New York Times best-selling author, Catherynne M. Valente is here today cooking up Drinks with Reads for her new illustrated novel, The Refrigerator Monologues. She is the author of over two dozen works of fiction and poetry, including Palimpsest, the Orphan’s Tales series, Deathless, Radiance, and the crowdfunded phenomenon The Girl Who Circumnavigated Fairyland in a Ship of Own Making (and the four books that followed it). She is the winner of the Andre Norton, Tiptree, Prix Imaginales, Eugie Foster Memorial, Mythopoeic, Rhysling, Lambda, Locus, Romantic Times’ Critics Choice and Hugo awards. She has been a finalist for the Nebula and World Fantasy Awards.

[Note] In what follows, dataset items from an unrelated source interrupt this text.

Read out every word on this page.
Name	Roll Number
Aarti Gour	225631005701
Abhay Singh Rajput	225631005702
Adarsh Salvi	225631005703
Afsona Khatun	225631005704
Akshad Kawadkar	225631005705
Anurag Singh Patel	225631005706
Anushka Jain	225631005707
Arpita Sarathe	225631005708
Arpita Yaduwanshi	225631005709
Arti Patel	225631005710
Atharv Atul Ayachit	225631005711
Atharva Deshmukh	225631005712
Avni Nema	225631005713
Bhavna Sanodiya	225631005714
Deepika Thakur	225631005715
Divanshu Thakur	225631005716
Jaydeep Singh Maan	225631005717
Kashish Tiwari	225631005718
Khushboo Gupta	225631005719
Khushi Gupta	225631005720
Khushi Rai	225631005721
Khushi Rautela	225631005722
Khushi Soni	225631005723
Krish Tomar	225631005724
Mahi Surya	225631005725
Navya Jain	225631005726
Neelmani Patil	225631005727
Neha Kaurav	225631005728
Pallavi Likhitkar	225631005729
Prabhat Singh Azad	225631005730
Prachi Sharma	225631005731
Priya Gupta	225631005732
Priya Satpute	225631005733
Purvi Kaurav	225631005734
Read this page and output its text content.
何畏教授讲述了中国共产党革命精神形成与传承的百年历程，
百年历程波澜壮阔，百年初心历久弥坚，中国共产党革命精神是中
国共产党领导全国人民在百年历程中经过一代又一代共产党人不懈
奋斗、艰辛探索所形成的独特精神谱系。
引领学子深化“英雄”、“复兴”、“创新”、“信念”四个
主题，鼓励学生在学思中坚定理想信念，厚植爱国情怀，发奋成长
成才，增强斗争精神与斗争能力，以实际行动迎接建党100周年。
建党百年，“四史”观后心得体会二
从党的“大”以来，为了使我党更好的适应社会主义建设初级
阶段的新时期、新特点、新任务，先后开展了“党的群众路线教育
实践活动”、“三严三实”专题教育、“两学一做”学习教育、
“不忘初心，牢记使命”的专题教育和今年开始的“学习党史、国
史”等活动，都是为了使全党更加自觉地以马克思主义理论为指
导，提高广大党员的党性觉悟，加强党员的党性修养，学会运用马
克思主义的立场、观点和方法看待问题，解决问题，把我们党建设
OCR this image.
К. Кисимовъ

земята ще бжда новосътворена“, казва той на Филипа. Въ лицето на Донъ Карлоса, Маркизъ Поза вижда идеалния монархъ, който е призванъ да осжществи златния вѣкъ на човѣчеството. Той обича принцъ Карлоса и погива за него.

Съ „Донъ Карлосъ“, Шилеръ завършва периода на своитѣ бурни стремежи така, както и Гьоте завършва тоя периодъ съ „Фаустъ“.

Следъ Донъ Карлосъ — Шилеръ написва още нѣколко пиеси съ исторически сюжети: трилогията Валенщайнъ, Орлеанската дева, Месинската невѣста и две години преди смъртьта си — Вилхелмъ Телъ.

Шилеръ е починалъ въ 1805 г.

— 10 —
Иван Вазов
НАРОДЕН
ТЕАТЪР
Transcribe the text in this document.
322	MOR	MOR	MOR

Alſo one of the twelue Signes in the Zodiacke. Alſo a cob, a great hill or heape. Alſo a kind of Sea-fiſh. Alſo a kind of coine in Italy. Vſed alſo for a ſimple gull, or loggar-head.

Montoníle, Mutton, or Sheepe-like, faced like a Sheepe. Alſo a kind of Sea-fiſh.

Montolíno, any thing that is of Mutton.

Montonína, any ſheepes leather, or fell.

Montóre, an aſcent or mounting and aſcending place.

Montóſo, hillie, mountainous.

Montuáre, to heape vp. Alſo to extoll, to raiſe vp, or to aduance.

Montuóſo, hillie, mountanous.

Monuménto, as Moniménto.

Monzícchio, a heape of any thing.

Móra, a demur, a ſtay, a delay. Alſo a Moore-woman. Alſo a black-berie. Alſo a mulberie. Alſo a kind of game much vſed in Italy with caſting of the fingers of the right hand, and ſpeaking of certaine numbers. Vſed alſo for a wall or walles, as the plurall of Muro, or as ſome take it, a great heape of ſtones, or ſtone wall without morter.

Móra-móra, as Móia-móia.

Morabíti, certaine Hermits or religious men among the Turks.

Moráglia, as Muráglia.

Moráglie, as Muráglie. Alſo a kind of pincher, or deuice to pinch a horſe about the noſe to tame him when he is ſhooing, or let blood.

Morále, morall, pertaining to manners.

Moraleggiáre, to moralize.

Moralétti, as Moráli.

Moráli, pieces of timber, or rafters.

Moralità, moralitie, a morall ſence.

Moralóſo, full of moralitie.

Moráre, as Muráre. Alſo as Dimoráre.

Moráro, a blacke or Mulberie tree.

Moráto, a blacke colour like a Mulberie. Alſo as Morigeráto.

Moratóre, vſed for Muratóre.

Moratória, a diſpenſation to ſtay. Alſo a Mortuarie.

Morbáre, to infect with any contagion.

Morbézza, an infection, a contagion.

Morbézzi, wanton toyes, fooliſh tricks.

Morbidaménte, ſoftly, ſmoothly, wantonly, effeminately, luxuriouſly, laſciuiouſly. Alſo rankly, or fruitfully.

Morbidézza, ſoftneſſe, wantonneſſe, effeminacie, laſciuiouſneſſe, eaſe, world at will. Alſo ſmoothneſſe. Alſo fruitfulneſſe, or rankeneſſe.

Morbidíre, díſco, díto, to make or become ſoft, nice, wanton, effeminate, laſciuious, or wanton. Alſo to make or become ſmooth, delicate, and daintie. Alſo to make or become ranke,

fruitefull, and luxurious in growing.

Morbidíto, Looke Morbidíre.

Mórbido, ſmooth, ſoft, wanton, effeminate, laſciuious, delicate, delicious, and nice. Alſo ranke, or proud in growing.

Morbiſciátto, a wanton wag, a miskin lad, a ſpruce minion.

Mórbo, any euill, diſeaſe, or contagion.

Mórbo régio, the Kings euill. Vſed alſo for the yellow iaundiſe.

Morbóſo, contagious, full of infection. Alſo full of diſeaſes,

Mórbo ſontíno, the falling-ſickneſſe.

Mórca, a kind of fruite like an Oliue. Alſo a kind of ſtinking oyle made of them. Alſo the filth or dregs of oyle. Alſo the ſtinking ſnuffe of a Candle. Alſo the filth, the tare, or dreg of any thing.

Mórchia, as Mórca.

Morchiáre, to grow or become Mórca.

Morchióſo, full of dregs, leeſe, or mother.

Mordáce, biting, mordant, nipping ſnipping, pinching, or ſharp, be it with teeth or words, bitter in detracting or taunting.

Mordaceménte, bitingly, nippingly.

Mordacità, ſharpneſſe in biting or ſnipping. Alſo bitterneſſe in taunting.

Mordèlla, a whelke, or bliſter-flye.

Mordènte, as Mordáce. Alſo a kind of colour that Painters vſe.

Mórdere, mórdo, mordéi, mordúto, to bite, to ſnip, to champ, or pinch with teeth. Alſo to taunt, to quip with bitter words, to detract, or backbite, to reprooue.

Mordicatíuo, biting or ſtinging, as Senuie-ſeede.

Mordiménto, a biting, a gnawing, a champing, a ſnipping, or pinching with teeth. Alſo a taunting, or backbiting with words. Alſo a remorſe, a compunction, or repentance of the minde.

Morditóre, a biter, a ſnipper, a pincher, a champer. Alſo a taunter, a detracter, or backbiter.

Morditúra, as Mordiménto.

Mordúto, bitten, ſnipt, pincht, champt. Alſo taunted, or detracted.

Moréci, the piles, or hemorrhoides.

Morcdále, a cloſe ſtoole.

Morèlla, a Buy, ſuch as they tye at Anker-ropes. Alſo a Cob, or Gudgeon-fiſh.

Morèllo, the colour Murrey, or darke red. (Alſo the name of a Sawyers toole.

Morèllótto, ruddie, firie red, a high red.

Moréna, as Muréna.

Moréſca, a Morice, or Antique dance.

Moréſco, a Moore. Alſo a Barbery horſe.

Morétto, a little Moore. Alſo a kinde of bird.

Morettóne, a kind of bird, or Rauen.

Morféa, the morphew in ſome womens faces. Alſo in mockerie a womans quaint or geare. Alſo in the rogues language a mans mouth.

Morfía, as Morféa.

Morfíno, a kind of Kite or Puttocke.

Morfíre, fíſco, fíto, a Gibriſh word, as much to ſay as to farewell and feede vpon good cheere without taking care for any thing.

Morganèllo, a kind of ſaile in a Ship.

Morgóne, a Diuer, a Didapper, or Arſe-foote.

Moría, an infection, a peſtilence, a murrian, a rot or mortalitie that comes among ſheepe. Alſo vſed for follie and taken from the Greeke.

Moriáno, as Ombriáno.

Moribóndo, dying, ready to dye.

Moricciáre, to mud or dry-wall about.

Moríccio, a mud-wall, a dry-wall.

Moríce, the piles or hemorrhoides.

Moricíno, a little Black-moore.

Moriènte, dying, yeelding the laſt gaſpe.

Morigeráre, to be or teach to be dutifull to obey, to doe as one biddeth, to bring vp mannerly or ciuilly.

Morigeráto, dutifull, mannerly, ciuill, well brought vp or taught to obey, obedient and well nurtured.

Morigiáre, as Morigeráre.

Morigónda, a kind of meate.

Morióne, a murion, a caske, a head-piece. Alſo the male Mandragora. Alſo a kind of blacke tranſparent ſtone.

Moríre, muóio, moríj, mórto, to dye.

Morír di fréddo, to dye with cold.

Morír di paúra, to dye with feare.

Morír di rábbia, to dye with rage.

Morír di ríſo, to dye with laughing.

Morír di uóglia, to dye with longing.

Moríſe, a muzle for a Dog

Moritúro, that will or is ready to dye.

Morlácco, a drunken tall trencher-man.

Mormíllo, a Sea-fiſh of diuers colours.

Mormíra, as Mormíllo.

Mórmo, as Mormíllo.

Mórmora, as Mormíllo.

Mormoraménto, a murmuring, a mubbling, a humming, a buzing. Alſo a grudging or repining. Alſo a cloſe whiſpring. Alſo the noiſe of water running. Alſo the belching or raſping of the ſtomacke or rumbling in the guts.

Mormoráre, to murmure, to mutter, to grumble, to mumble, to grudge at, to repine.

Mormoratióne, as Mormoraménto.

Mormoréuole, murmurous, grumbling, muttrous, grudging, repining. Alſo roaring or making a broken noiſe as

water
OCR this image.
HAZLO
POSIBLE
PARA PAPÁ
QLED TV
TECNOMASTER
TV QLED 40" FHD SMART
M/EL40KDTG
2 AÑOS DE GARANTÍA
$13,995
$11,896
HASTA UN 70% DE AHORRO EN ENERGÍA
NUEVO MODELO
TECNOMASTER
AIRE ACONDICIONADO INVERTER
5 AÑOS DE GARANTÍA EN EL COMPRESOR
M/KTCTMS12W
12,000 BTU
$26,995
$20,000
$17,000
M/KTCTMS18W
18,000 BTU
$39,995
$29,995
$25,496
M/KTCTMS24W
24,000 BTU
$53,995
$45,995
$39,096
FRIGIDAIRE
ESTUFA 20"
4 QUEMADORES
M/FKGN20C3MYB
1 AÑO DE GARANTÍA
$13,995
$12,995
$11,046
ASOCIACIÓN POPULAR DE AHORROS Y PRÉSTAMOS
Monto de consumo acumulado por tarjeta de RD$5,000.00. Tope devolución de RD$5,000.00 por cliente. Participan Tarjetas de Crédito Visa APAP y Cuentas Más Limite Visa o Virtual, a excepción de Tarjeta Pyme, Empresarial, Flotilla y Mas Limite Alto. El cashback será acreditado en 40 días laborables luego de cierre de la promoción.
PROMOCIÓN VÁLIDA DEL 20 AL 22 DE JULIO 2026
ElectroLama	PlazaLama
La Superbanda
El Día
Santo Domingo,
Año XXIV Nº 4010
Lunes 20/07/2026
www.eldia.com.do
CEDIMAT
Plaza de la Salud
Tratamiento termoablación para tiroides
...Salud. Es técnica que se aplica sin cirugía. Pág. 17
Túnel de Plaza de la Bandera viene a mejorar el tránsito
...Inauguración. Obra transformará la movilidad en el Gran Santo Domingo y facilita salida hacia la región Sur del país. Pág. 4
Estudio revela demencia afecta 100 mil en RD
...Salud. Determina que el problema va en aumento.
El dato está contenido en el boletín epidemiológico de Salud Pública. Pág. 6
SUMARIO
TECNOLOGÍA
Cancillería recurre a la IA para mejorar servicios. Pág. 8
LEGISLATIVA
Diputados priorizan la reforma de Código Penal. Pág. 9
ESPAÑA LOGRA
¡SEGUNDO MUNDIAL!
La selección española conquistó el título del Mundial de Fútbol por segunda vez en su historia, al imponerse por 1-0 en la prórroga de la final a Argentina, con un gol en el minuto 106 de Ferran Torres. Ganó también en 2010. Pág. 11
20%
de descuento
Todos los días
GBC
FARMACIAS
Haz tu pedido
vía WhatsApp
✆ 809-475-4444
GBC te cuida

A series of linked stories from the points of view of the wives and girlfriends of superheroes, female heroes, and anyone who’s ever been “refrigerated”: comic book women who are killed, raped, brainwashed, driven mad, disabled, or had their powers taken so that a male superhero’s storyline will progress. In a new and original superhero universe that is nevertheless full of winks and nods to the grand history of comic books, these voices subversively explore the core ideas and themes of the genre, treating them with the same love, gravity, and humor as fairy tales. After all, superheroes are our new fairy tales and these six women have their own stories to share.  

The Refrigerator Monologues pairs ideally with a Bloody Mary. After all, it’s a book full of bloody Marys, hanging out in the underworld, trying to sort out how they feel about getting murdered because they happened to date a superhero, or happened to turn up one day with superpowers themselves. Spiced with rage, salty with tears, full of rich, savory characters with a kick of 80 proof humor--perfect for breakfast! 

A lot of us have been mad about the treatment of women in comic books for years. Gail Simone famously coined the phrase “girls in refrigerators” to describe the more unfortunate cases of women being thrashed on the page in order to forward the stories of their heroic male partners. Treated as props to be wielded by the real people in the tale. I wanted to really dive deep into that anger, flay it open and examine it, to achieve a little catharsis. The most powerful way to invert that old, old narrative was to wrench the story around and center the cast aside, tortured women who were cast aside in the first act, to give voices to the voiceless, to make them, not props, but protagonists. I’ve spent a career telling fairy tales from unusual points of view--the villain, the side character, the damsel in distress, the dead mother, somebody’s horse. This is something I know. And for our modern culture, superhero stories are our grim fairy tales. 

So why not tell the tale from the point of view of the damsel in distress?

Now, this may sound dark and angry and depressing. It’s my Pulp Fiction, I suppose. Full of pop culture references and connections between seemingly unrelated stories, violence, comedy, and mysterious lights. It gives me space to send up not only feminist issues, but everything in the world of superheroes that ever made me go “grrr.” But it’s also one of the funniest books I’ve ever written, wry and sly and snarky, loving and affirming. The underworld’s not the worst place to be, if you gotta be somewhere. 

At least, down here, the Bloody Marys are top-notch.

Makes 1 pitcher
(altered a bit from The Guardian recipe)
300ml vodka
5cm piece of fresh horseradish
1l good tomato juice
2 tsp sriracha 
½ tsp tabasco
2 tsp worcestershire sauce
1 tsp celery salt
1 lemon, cut into wedges
2 tbsp amontillado or cream sherry 
Celery, to serve 
Cut the horseradish into chunks and stuff them into the vodka. Seal and leave to infuse for a day, then strain and discard the horseradish.
Mix together the tomato juice, Tabasco, Worcestershire sauce and celery salt and briefly squeeze each lemon wedge into the jug, leaving some juice in each. Season well with black pepper, and check the spice level for your taste, adjusting if necessary. Drop the wedges into the jug and stir together well. Cover and chill for at least 30 minutes.


Pour the vodka and sherry into the jug and stir well with a celery stick. Serve immediately.